一旦你在Eclipse中创建Maven项目,包括按照Lucene的依赖关系pom.xml。我正在使用Lucene 6.6.0版本。

<properties>
	<lucene.version>6.6.0</lucene.version>
</properties>

<dependency>
	<groupId>org.apache.lucene</groupId>
	<artifactId>lucene-core</artifactId>
	<version>${lucene.version}</version>
</dependency>
<dependency>
	<groupId>org.apache.lucene</groupId>
	<artifactId>lucene-analyzers-common</artifactId>
	<version>${lucene.version}</version>
</dependency>
<dependency>
	<groupId>org.apache.lucene</groupId>
	<artifactId>lucene-queryparser</artifactId>
	<version>${lucene.version}</version>
</dependency>

Lucene写索引示例

创建IndexWriter

org.apache.lucene.index.IndexWriter类提供创建和管理索引的功能。它的构造函数带有两个参数:FSDirectoryIndexWriterConfig。请注意,创建编写器后,无法将给定的配置实例传递给另一个编写器。
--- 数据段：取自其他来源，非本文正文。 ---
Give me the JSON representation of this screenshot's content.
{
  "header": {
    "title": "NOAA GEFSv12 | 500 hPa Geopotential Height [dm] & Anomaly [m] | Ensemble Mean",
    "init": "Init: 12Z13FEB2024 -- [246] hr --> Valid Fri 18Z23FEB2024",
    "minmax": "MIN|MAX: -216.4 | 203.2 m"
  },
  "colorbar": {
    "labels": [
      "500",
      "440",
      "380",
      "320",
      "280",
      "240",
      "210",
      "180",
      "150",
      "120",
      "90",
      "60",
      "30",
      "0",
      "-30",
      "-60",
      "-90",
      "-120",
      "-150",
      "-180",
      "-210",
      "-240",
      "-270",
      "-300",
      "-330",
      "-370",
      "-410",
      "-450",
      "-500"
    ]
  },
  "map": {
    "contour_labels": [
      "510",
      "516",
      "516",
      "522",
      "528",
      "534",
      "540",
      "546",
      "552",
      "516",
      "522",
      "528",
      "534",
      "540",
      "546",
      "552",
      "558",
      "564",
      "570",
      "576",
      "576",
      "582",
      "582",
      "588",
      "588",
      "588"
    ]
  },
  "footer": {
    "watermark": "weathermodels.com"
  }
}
private static IndexWriter createWriter() throws IOException 
{
	FSDirectory dir = FSDirectory.open(Paths.get(INDEX_DIR));
	IndexWriterConfig config = new IndexWriterConfig(new StandardAnalyzer());
	IndexWriter writer = new IndexWriter(dir, config);
	return writer;
}

建立文件

org.apache.lucene.document.Document 类表示Lucene索引的文档。

private static Document createDocument(Integer id, String firstName, String lastName, String website) 
{
	Document document = new Document();
	document.add(new StringField("id", id.toString() , Field.Store.YES));
	document.add(new TextField("firstName", firstName , Field.Store.YES));
	document.add(new TextField("lastName", lastName , Field.Store.YES));
	document.add(new TextField("website", website , Field.Store.YES));
	return document;
}

将文档写到索引

若要将lucene文件写入index,请使用IndexWriter.addDocuments(documents)方法。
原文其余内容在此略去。